From a commercialization perspective, we are collaborating with a large neuroscience pharma company on treating pain, as well as Unilever in the food space to improve stress. Our goal there is to get the right “plants” to the partners, and work together to co-develop them. Then internally we are looking at a single strain of human gut bacteria that looks like it has real promise for wellness, specifically for low mood.
SN: What do the timelines look like on those projects?

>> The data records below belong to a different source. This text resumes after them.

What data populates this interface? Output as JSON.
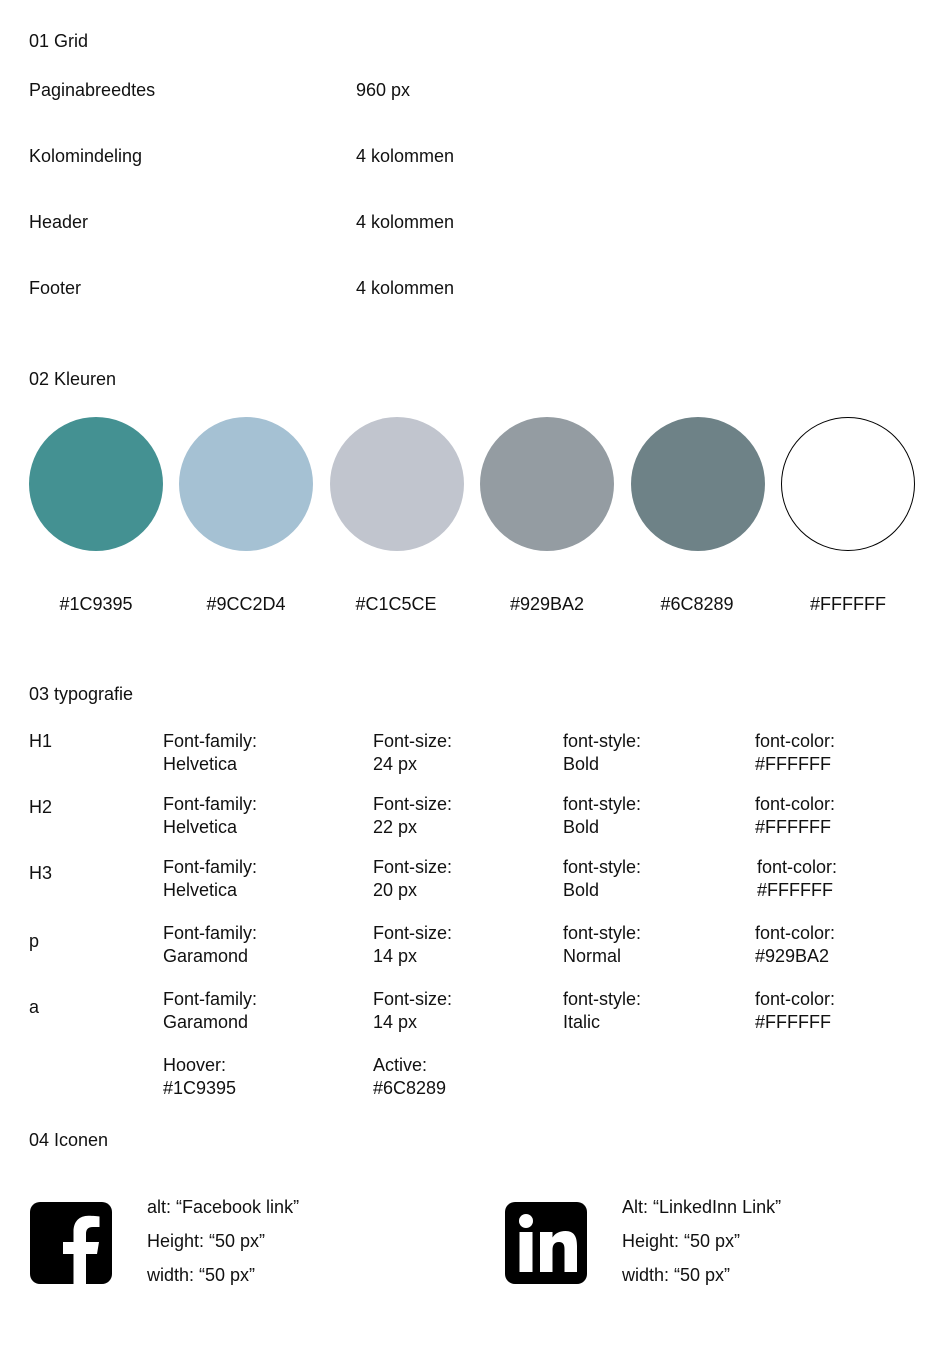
{
  "grid": {
    "title": "01 Grid",
    "rows": [
      {
        "label": "Paginabreedtes",
        "value": "960 px"
      },
      {
        "label": "Kolomindeling",
        "value": "4 kolommen"
      },
      {
        "label": "Header",
        "value": "4 kolommen"
      },
      {
        "label": "Footer",
        "value": "4 kolommen"
      }
    ]
  },
  "colors": {
    "title": "02 Kleuren",
    "swatches": [
      {
        "label": "#1C9395",
        "fill": "#449192"
      },
      {
        "label": "#9CC2D4",
        "fill": "#A5C1D3"
      },
      {
        "label": "#C1C5CE",
        "fill": "#C1C5CE"
      },
      {
        "label": "#929BA2",
        "fill": "#949CA2"
      },
      {
        "label": "#6C8289",
        "fill": "#6E8287"
      },
      {
        "label": "#FFFFFF",
        "fill": "#FFFFFF"
      }
    ]
  },
  "typography": {
    "title": "03 typografie",
    "rows": [
      {
        "tag": "H1",
        "family_label": "Font-family:",
        "family": "Helvetica",
        "size_label": "Font-size:",
        "size": "24 px",
        "style_label": "font-style:",
        "style": "Bold",
        "color_label": "font-color:",
        "color": "#FFFFFF"
      },
      {
        "tag": "H2",
        "family_label": "Font-family:",
        "family": "Helvetica",
        "size_label": "Font-size:",
        "size": "22 px",
        "style_label": "font-style:",
        "style": "Bold",
        "color_label": "font-color:",
        "color": "#FFFFFF"
      },
      {
        "tag": "H3",
        "family_label": "Font-family:",
        "family": "Helvetica",
        "size_label": "Font-size:",
        "size": "20 px",
        "style_label": "font-style:",
        "style": "Bold",
        "color_label": "font-color:",
        "color": "#FFFFFF"
      },
      {
        "tag": "p",
        "family_label": "Font-family:",
        "family": "Garamond",
        "size_label": "Font-size:",
        "size": "14 px",
        "style_label": "font-style:",
        "style": "Normal",
        "color_label": "font-color:",
        "color": "#929BA2"
      },
      {
        "tag": "a",
        "family_label": "Font-family:",
        "family": "Garamond",
        "size_label": "Font-size:",
        "size": "14 px",
        "style_label": "font-style:",
        "style": "Italic",
        "color_label": "font-color:",
        "color": "#FFFFFF"
      }
    ],
    "hover_label": "Hoover:",
    "hover_value": "#1C9395",
    "active_label": "Active:",
    "active_value": "#6C8289"
  },
  "icons": {
    "title": "04 Iconen",
    "items": [
      {
        "icon": "facebook-icon",
        "alt": "alt: “Facebook link”",
        "height": "Height: “50 px”",
        "width": "width: “50 px”"
      },
      {
        "icon": "linkedin-icon",
        "alt": "Alt: “LinkedInn Link”",
        "height": "Height: “50 px”",
        "width": "width: “50 px”"
      }
    ]
  }
}
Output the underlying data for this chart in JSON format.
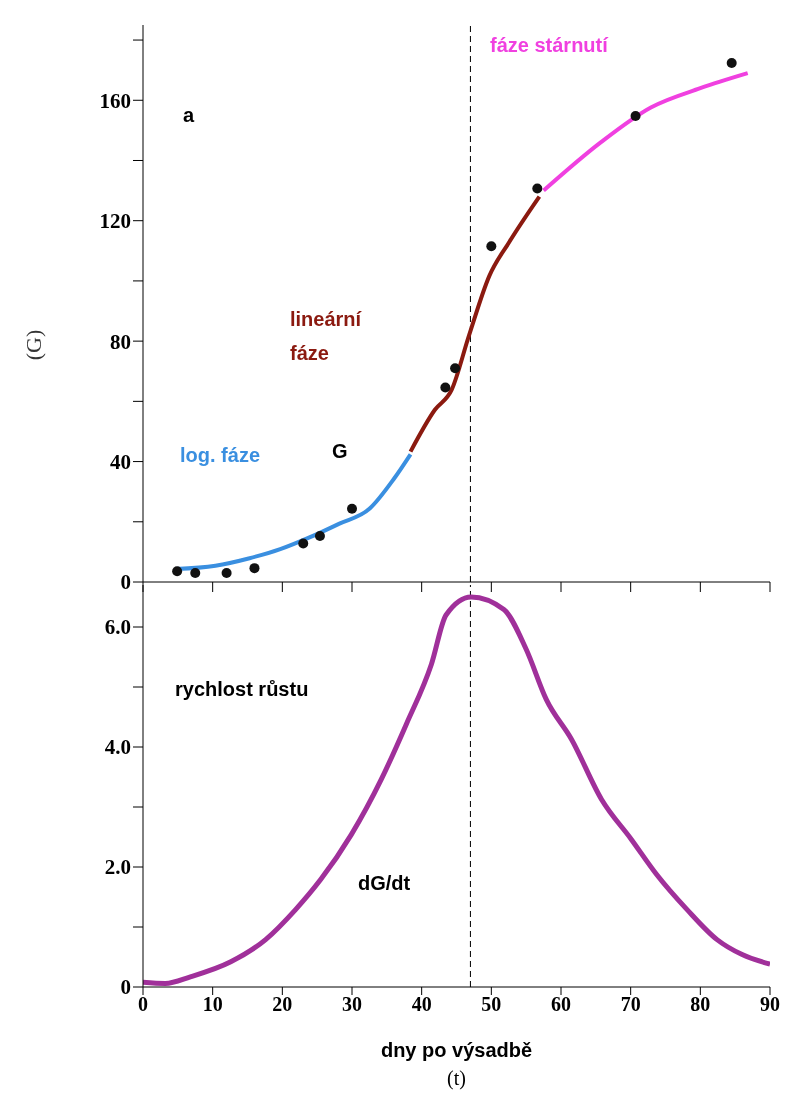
{
  "chart_data": [
    {
      "type": "line",
      "ylabel": "(G)",
      "xlim": [
        0,
        90
      ],
      "xticks": [
        {
          "value": 0,
          "label": null
        },
        {
          "value": 10,
          "label": null
        },
        {
          "value": 20,
          "label": null
        },
        {
          "value": 30,
          "label": null
        },
        {
          "value": 40,
          "label": null
        },
        {
          "value": 50,
          "label": null
        },
        {
          "value": 60,
          "label": null
        },
        {
          "value": 70,
          "label": null
        },
        {
          "value": 80,
          "label": null
        },
        {
          "value": 90,
          "label": null
        }
      ],
      "ylim": [
        0,
        185
      ],
      "yticks": [
        0,
        {
          "value": 20,
          "label": null
        },
        40,
        {
          "value": 60,
          "label": null
        },
        80,
        {
          "value": 100,
          "label": null
        },
        120,
        {
          "value": 140,
          "label": null
        },
        160,
        {
          "value": 180,
          "label": null
        }
      ],
      "tick_labels": "y",
      "annotations": [
        "a",
        "G"
      ],
      "ref_lines": [
        {
          "axis": "x",
          "value": 47,
          "label": null,
          "color": "#000000",
          "line_style": "dashed"
        }
      ],
      "series": [
        {
          "name": "log. fáze",
          "color": "#3a8fe0",
          "x": [
            4.7,
            10.4,
            15.3,
            19.7,
            23.9,
            28.2,
            32.5,
            36,
            38.4
          ],
          "values": [
            4.3,
            5.4,
            7.9,
            10.9,
            14.8,
            19.4,
            24.3,
            34.2,
            42.4
          ]
        },
        {
          "name": "lineární fáze",
          "color": "#8b1a10",
          "x": [
            38.4,
            41.9,
            44.3,
            46.8,
            49.7,
            52.6,
            56.9
          ],
          "values": [
            43.3,
            57.2,
            63.8,
            81.9,
            101.6,
            113,
            128
          ]
        },
        {
          "name": "fáze stárnutí",
          "color": "#f040e0",
          "x": [
            57.5,
            65.7,
            72.9,
            80,
            86.8
          ],
          "values": [
            130,
            146,
            157.6,
            164,
            169
          ]
        },
        {
          "type": "scatter",
          "color": "#111111",
          "marker": "circle",
          "x": [
            4.9,
            7.5,
            12,
            16,
            23,
            25.4,
            30,
            43.4,
            44.8,
            50,
            56.6,
            70.7,
            84.5
          ],
          "values": [
            3.6,
            3,
            3,
            4.6,
            12.8,
            15.3,
            24.3,
            64.6,
            71,
            111.5,
            130.7,
            154.8,
            172.4
          ]
        }
      ]
    },
    {
      "type": "line",
      "xlabel": "dny po výsadbě\n(t)",
      "xlim": [
        0,
        90
      ],
      "xticks": [
        0,
        10,
        20,
        30,
        40,
        50,
        60,
        70,
        80,
        90
      ],
      "ylim": [
        0,
        6.7
      ],
      "yticks": [
        0,
        {
          "value": 1,
          "label": null
        },
        {
          "value": 2,
          "label": "2.0"
        },
        {
          "value": 3,
          "label": null
        },
        {
          "value": 4,
          "label": "4.0"
        },
        {
          "value": 5,
          "label": null
        },
        {
          "value": 6,
          "label": "6.0"
        }
      ],
      "annotations": [
        "rychlost růstu",
        "dG/dt"
      ],
      "ref_lines": [
        {
          "axis": "x",
          "value": 47,
          "label": null,
          "color": "#000000",
          "line_style": "dashed"
        }
      ],
      "series": [
        {
          "color": "#a0309a",
          "x": [
            0,
            3.2,
            6.8,
            12.6,
            17.6,
            21.9,
            25.5,
            29.9,
            34.2,
            37.8,
            41.4,
            43.5,
            47.1,
            51.8,
            55,
            57.9,
            61.5,
            65.8,
            70.1,
            73.7,
            78.1,
            82.4,
            86,
            90
          ],
          "values": [
            0.08,
            0.06,
            0.17,
            0.42,
            0.79,
            1.29,
            1.79,
            2.54,
            3.46,
            4.38,
            5.38,
            6.2,
            6.5,
            6.29,
            5.63,
            4.79,
            4.13,
            3.13,
            2.46,
            1.88,
            1.29,
            0.79,
            0.54,
            0.38
          ]
        }
      ]
    }
  ]
}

PS: In that internal program for low mood, we’re developing a consumer-facing probiotic, and next year we will run a 108-person placebo-controlled trial. If the data looks promising then we would look to find a large corporate partner for commercial development. After likely one more trial you would be looking at potentially having access to it in society within 18 to 24 months. Then in our collaboration with Unilever, they are fully funding a trial for us that reads out at the end of this year. We’re hoping to have two completed trials within the next 18 months or so, with the potential to see something in the market in 24 months.
SN: Any closing thoughts?
PS: When we look at neuro-related disorders—and there’s such a huge need there—we see two streams of possibility that could use investment and research. The preclinical data is screaming at us that microbes interact with the same biology that we’re trying to drug. And beyond that, we also see bacteria producing those same drugs. A few weeks ago, a paper was published showing that bacteria can directly produce braxanolone, which is Sage Therapeutics’ drug for postpartum depression. And that function is elevated in people who are pregnant.
SN: Oh, no way!
PS: Yeah. Super interesting stuff, right? Actually, the lead author of that paper has joined us as a scientist.
Philip Strandwitz is CEO and co-founder of Holobiome, a Satori Neuro portfolio company.